A estação de Campanhã é habitualmente uma das mais movimentadas do país. Mas, esta manhã, o cenário era de poucos passageiros e menos comboios, apenas os que estavam previstos nos serviços mínimos.
Diariamente circulam no Grande Porto perto de 300 comboios, no entanto, esta quinta-feira serão pouco mais de 80.
A STCP só tem 20 linhas a funcionar e o Metro do Porto apenas duas, com uma frequência reduzida. Para quem decidiu não aderir à greve, foi complicado chegar ao trabalho.
A greve geral também teve efeitos na educação, em que muitas escolas estiveram com as portas fechadas.
Nos hospitais, a adesão também é muito elevada, dizem os sindicatos.
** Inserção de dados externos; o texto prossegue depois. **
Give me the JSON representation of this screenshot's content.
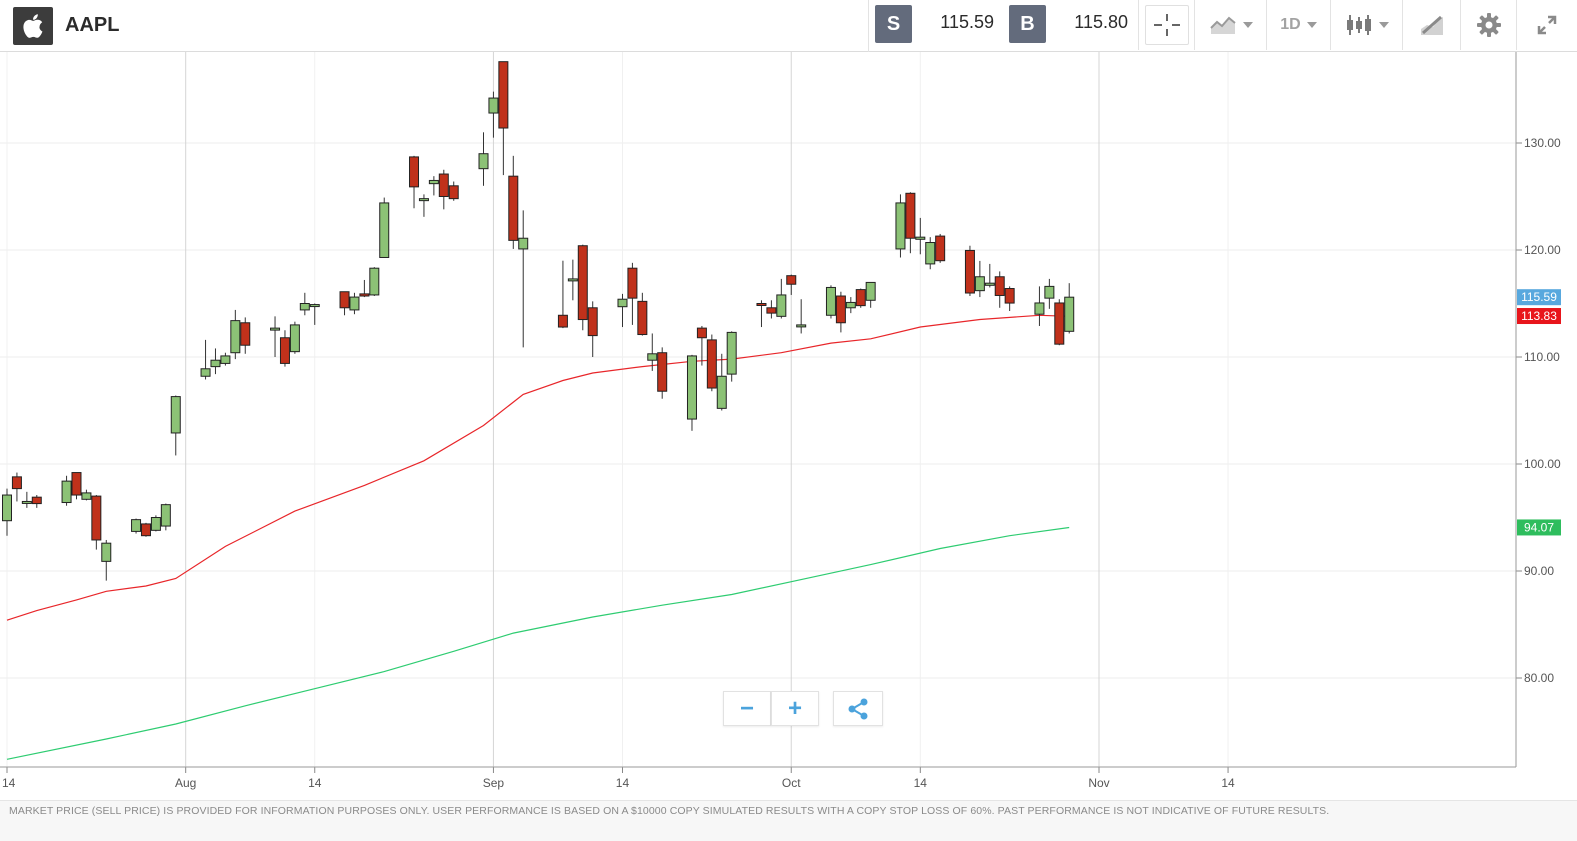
{
  "header": {
    "symbol": "AAPL",
    "sell_badge": "S",
    "sell_price": "115.59",
    "buy_badge": "B",
    "buy_price": "115.80",
    "timeframe": "1D"
  },
  "disclaimer": "MARKET PRICE (SELL PRICE) IS PROVIDED FOR INFORMATION PURPOSES ONLY. USER PERFORMANCE IS BASED ON A $10000 COPY SIMULATED RESULTS WITH A COPY STOP LOSS OF 60%. PAST PERFORMANCE IS NOT INDICATIVE OF FUTURE RESULTS.",
  "colors": {
    "up": "#8cc276",
    "down": "#c0311b",
    "ma_fast": "#e8262a",
    "ma_slow": "#2ecc71",
    "sell_badge": "#58a8de",
    "ma_fast_badge": "#e8151b",
    "ma_slow_badge": "#2ebd5d"
  },
  "chart_data": {
    "type": "candlestick",
    "title": "",
    "xlabel": "",
    "ylabel": "",
    "ylim": [
      72.0,
      139.0
    ],
    "y_ticks": [
      {
        "value": 80,
        "label": "80.00"
      },
      {
        "value": 90,
        "label": "90.00"
      },
      {
        "value": 100,
        "label": "100.00"
      },
      {
        "value": 110,
        "label": "110.00"
      },
      {
        "value": 120,
        "label": "120.00"
      },
      {
        "value": 130,
        "label": "130.00"
      }
    ],
    "x_ticks": [
      {
        "label": "14",
        "date": "2020-07-14",
        "major": false
      },
      {
        "label": "Aug",
        "date": "2020-08-01",
        "major": true
      },
      {
        "label": "14",
        "date": "2020-08-14",
        "major": false
      },
      {
        "label": "Sep",
        "date": "2020-09-01",
        "major": true
      },
      {
        "label": "14",
        "date": "2020-09-14",
        "major": false
      },
      {
        "label": "Oct",
        "date": "2020-10-01",
        "major": true
      },
      {
        "label": "14",
        "date": "2020-10-14",
        "major": false
      },
      {
        "label": "Nov",
        "date": "2020-11-01",
        "major": true
      },
      {
        "label": "14",
        "date": "2020-11-14",
        "major": false
      }
    ],
    "candles": [
      {
        "date": "2020-07-14",
        "o": 94.7,
        "h": 97.7,
        "l": 93.3,
        "c": 97.1
      },
      {
        "date": "2020-07-15",
        "o": 98.8,
        "h": 99.2,
        "l": 96.5,
        "c": 97.7
      },
      {
        "date": "2020-07-16",
        "o": 96.5,
        "h": 97.4,
        "l": 95.9,
        "c": 96.5
      },
      {
        "date": "2020-07-17",
        "o": 96.9,
        "h": 97.1,
        "l": 95.9,
        "c": 96.3
      },
      {
        "date": "2020-07-20",
        "o": 96.4,
        "h": 98.9,
        "l": 96.1,
        "c": 98.4
      },
      {
        "date": "2020-07-21",
        "o": 99.2,
        "h": 99.2,
        "l": 96.7,
        "c": 97.1
      },
      {
        "date": "2020-07-22",
        "o": 96.7,
        "h": 97.6,
        "l": 96.6,
        "c": 97.3
      },
      {
        "date": "2020-07-23",
        "o": 97.0,
        "h": 97.1,
        "l": 92.0,
        "c": 92.9
      },
      {
        "date": "2020-07-24",
        "o": 90.9,
        "h": 92.9,
        "l": 89.1,
        "c": 92.6
      },
      {
        "date": "2020-07-27",
        "o": 93.7,
        "h": 94.9,
        "l": 93.5,
        "c": 94.8
      },
      {
        "date": "2020-07-28",
        "o": 94.4,
        "h": 94.5,
        "l": 93.2,
        "c": 93.3
      },
      {
        "date": "2020-07-29",
        "o": 93.8,
        "h": 95.2,
        "l": 93.7,
        "c": 95.0
      },
      {
        "date": "2020-07-30",
        "o": 94.2,
        "h": 96.3,
        "l": 93.8,
        "c": 96.2
      },
      {
        "date": "2020-07-31",
        "o": 102.9,
        "h": 106.4,
        "l": 100.8,
        "c": 106.3
      },
      {
        "date": "2020-08-03",
        "o": 108.2,
        "h": 111.6,
        "l": 107.9,
        "c": 108.9
      },
      {
        "date": "2020-08-04",
        "o": 109.1,
        "h": 110.8,
        "l": 108.4,
        "c": 109.7
      },
      {
        "date": "2020-08-05",
        "o": 109.4,
        "h": 110.4,
        "l": 109.2,
        "c": 110.1
      },
      {
        "date": "2020-08-06",
        "o": 110.4,
        "h": 114.4,
        "l": 109.8,
        "c": 113.4
      },
      {
        "date": "2020-08-07",
        "o": 113.2,
        "h": 113.7,
        "l": 110.3,
        "c": 111.1
      },
      {
        "date": "2020-08-10",
        "o": 112.6,
        "h": 113.8,
        "l": 110.0,
        "c": 112.7
      },
      {
        "date": "2020-08-11",
        "o": 111.8,
        "h": 112.5,
        "l": 109.1,
        "c": 109.4
      },
      {
        "date": "2020-08-12",
        "o": 110.5,
        "h": 113.3,
        "l": 110.3,
        "c": 113.0
      },
      {
        "date": "2020-08-13",
        "o": 114.4,
        "h": 116.0,
        "l": 113.9,
        "c": 115.0
      },
      {
        "date": "2020-08-14",
        "o": 114.8,
        "h": 115.0,
        "l": 113.0,
        "c": 114.9
      },
      {
        "date": "2020-08-17",
        "o": 116.1,
        "h": 116.1,
        "l": 113.9,
        "c": 114.6
      },
      {
        "date": "2020-08-18",
        "o": 114.4,
        "h": 116.0,
        "l": 114.0,
        "c": 115.6
      },
      {
        "date": "2020-08-19",
        "o": 115.9,
        "h": 117.2,
        "l": 115.6,
        "c": 115.7
      },
      {
        "date": "2020-08-20",
        "o": 115.8,
        "h": 118.4,
        "l": 115.7,
        "c": 118.3
      },
      {
        "date": "2020-08-21",
        "o": 119.3,
        "h": 124.9,
        "l": 119.3,
        "c": 124.4
      },
      {
        "date": "2020-08-24",
        "o": 128.7,
        "h": 128.8,
        "l": 123.9,
        "c": 125.9
      },
      {
        "date": "2020-08-25",
        "o": 124.7,
        "h": 125.2,
        "l": 123.1,
        "c": 124.8
      },
      {
        "date": "2020-08-26",
        "o": 126.2,
        "h": 126.9,
        "l": 125.1,
        "c": 126.5
      },
      {
        "date": "2020-08-27",
        "o": 127.1,
        "h": 127.5,
        "l": 123.8,
        "c": 125.0
      },
      {
        "date": "2020-08-28",
        "o": 126.0,
        "h": 126.4,
        "l": 124.6,
        "c": 124.8
      },
      {
        "date": "2020-08-31",
        "o": 127.6,
        "h": 131.0,
        "l": 126.0,
        "c": 129.0
      },
      {
        "date": "2020-09-01",
        "o": 132.8,
        "h": 134.8,
        "l": 130.5,
        "c": 134.2
      },
      {
        "date": "2020-09-02",
        "o": 137.6,
        "h": 137.6,
        "l": 127.0,
        "c": 131.4
      },
      {
        "date": "2020-09-03",
        "o": 126.9,
        "h": 128.8,
        "l": 120.1,
        "c": 120.9
      },
      {
        "date": "2020-09-04",
        "o": 120.1,
        "h": 123.7,
        "l": 110.9,
        "c": 121.1
      },
      {
        "date": "2020-09-08",
        "o": 113.9,
        "h": 119.0,
        "l": 112.7,
        "c": 112.8
      },
      {
        "date": "2020-09-09",
        "o": 117.3,
        "h": 119.1,
        "l": 115.3,
        "c": 117.3
      },
      {
        "date": "2020-09-10",
        "o": 120.4,
        "h": 120.5,
        "l": 112.5,
        "c": 113.5
      },
      {
        "date": "2020-09-11",
        "o": 114.6,
        "h": 115.2,
        "l": 110.0,
        "c": 112.0
      },
      {
        "date": "2020-09-14",
        "o": 114.7,
        "h": 115.9,
        "l": 112.8,
        "c": 115.4
      },
      {
        "date": "2020-09-15",
        "o": 118.3,
        "h": 118.8,
        "l": 113.0,
        "c": 115.5
      },
      {
        "date": "2020-09-16",
        "o": 115.2,
        "h": 116.0,
        "l": 112.0,
        "c": 112.1
      },
      {
        "date": "2020-09-17",
        "o": 109.7,
        "h": 112.2,
        "l": 108.7,
        "c": 110.3
      },
      {
        "date": "2020-09-18",
        "o": 110.4,
        "h": 110.9,
        "l": 106.1,
        "c": 106.8
      },
      {
        "date": "2020-09-21",
        "o": 104.2,
        "h": 110.2,
        "l": 103.1,
        "c": 110.1
      },
      {
        "date": "2020-09-22",
        "o": 112.7,
        "h": 112.9,
        "l": 109.2,
        "c": 111.8
      },
      {
        "date": "2020-09-23",
        "o": 111.6,
        "h": 112.1,
        "l": 106.8,
        "c": 107.1
      },
      {
        "date": "2020-09-24",
        "o": 105.2,
        "h": 110.3,
        "l": 105.0,
        "c": 108.2
      },
      {
        "date": "2020-09-25",
        "o": 108.4,
        "h": 112.4,
        "l": 107.7,
        "c": 112.3
      },
      {
        "date": "2020-09-28",
        "o": 115.0,
        "h": 115.3,
        "l": 112.8,
        "c": 114.9
      },
      {
        "date": "2020-09-29",
        "o": 114.6,
        "h": 115.3,
        "l": 113.6,
        "c": 114.1
      },
      {
        "date": "2020-09-30",
        "o": 113.8,
        "h": 117.3,
        "l": 113.6,
        "c": 115.8
      },
      {
        "date": "2020-10-01",
        "o": 117.6,
        "h": 117.7,
        "l": 115.8,
        "c": 116.8
      },
      {
        "date": "2020-10-02",
        "o": 112.9,
        "h": 115.4,
        "l": 112.2,
        "c": 113.0
      },
      {
        "date": "2020-10-05",
        "o": 113.9,
        "h": 116.7,
        "l": 113.6,
        "c": 116.5
      },
      {
        "date": "2020-10-06",
        "o": 115.7,
        "h": 116.1,
        "l": 112.3,
        "c": 113.2
      },
      {
        "date": "2020-10-07",
        "o": 114.6,
        "h": 115.6,
        "l": 114.1,
        "c": 115.1
      },
      {
        "date": "2020-10-08",
        "o": 116.3,
        "h": 116.4,
        "l": 114.6,
        "c": 114.8
      },
      {
        "date": "2020-10-09",
        "o": 115.3,
        "h": 117.0,
        "l": 114.6,
        "c": 116.97
      },
      {
        "date": "2020-10-12",
        "o": 120.1,
        "h": 125.2,
        "l": 119.3,
        "c": 124.4
      },
      {
        "date": "2020-10-13",
        "o": 125.3,
        "h": 125.4,
        "l": 119.7,
        "c": 121.1
      },
      {
        "date": "2020-10-14",
        "o": 121.0,
        "h": 123.0,
        "l": 119.6,
        "c": 121.2
      },
      {
        "date": "2020-10-15",
        "o": 118.7,
        "h": 121.2,
        "l": 118.2,
        "c": 120.7
      },
      {
        "date": "2020-10-16",
        "o": 121.3,
        "h": 121.5,
        "l": 118.8,
        "c": 119.0
      },
      {
        "date": "2020-10-19",
        "o": 119.96,
        "h": 120.4,
        "l": 115.7,
        "c": 115.98
      },
      {
        "date": "2020-10-20",
        "o": 116.2,
        "h": 118.98,
        "l": 115.6,
        "c": 117.5
      },
      {
        "date": "2020-10-21",
        "o": 116.7,
        "h": 118.7,
        "l": 116.5,
        "c": 116.9
      },
      {
        "date": "2020-10-22",
        "o": 117.5,
        "h": 118.0,
        "l": 114.6,
        "c": 115.75
      },
      {
        "date": "2020-10-23",
        "o": 116.4,
        "h": 116.6,
        "l": 114.3,
        "c": 115.04
      },
      {
        "date": "2020-10-26",
        "o": 114.0,
        "h": 116.6,
        "l": 112.9,
        "c": 115.05
      },
      {
        "date": "2020-10-27",
        "o": 115.5,
        "h": 117.3,
        "l": 114.5,
        "c": 116.6
      },
      {
        "date": "2020-10-28",
        "o": 115.05,
        "h": 115.4,
        "l": 111.1,
        "c": 111.2
      },
      {
        "date": "2020-10-29",
        "o": 112.4,
        "h": 116.9,
        "l": 112.2,
        "c": 115.59
      }
    ],
    "series": [
      {
        "type": "line",
        "color": "#e8262a",
        "badge_label": "113.83",
        "points": [
          [
            "2020-07-14",
            85.4
          ],
          [
            "2020-07-17",
            86.3
          ],
          [
            "2020-07-21",
            87.3
          ],
          [
            "2020-07-24",
            88.1
          ],
          [
            "2020-07-28",
            88.6
          ],
          [
            "2020-07-31",
            89.3
          ],
          [
            "2020-08-05",
            92.3
          ],
          [
            "2020-08-12",
            95.6
          ],
          [
            "2020-08-19",
            98.0
          ],
          [
            "2020-08-25",
            100.3
          ],
          [
            "2020-08-31",
            103.6
          ],
          [
            "2020-09-04",
            106.5
          ],
          [
            "2020-09-08",
            107.8
          ],
          [
            "2020-09-11",
            108.5
          ],
          [
            "2020-09-16",
            109.1
          ],
          [
            "2020-09-21",
            109.6
          ],
          [
            "2020-09-25",
            109.8
          ],
          [
            "2020-09-30",
            110.4
          ],
          [
            "2020-10-05",
            111.3
          ],
          [
            "2020-10-09",
            111.7
          ],
          [
            "2020-10-14",
            112.8
          ],
          [
            "2020-10-20",
            113.5
          ],
          [
            "2020-10-26",
            113.9
          ],
          [
            "2020-10-29",
            113.8
          ]
        ]
      },
      {
        "type": "line",
        "color": "#2ecc71",
        "badge_label": "94.07",
        "points": [
          [
            "2020-07-14",
            72.4
          ],
          [
            "2020-07-24",
            74.3
          ],
          [
            "2020-07-31",
            75.7
          ],
          [
            "2020-08-07",
            77.4
          ],
          [
            "2020-08-14",
            79.0
          ],
          [
            "2020-08-21",
            80.6
          ],
          [
            "2020-08-28",
            82.5
          ],
          [
            "2020-09-03",
            84.2
          ],
          [
            "2020-09-11",
            85.7
          ],
          [
            "2020-09-18",
            86.8
          ],
          [
            "2020-09-25",
            87.8
          ],
          [
            "2020-10-02",
            89.2
          ],
          [
            "2020-10-09",
            90.6
          ],
          [
            "2020-10-16",
            92.1
          ],
          [
            "2020-10-23",
            93.3
          ],
          [
            "2020-10-29",
            94.07
          ]
        ]
      }
    ],
    "price_label": "115.59",
    "grid": true
  }
}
Mais do que falar dos dados da adesão, que garantem ser muito elevada, a Federação dos Médicos quer apontar um responsável.
Em vários hospitais foram adiadas cirurgias não urgentes e também consultas. No IPO do Porto, a adesão dos enfermeiros aproximou-se dos 100% durante a noite.
A Federação dos Médicos diz que a adesão à greve no Porto ronda os 80%.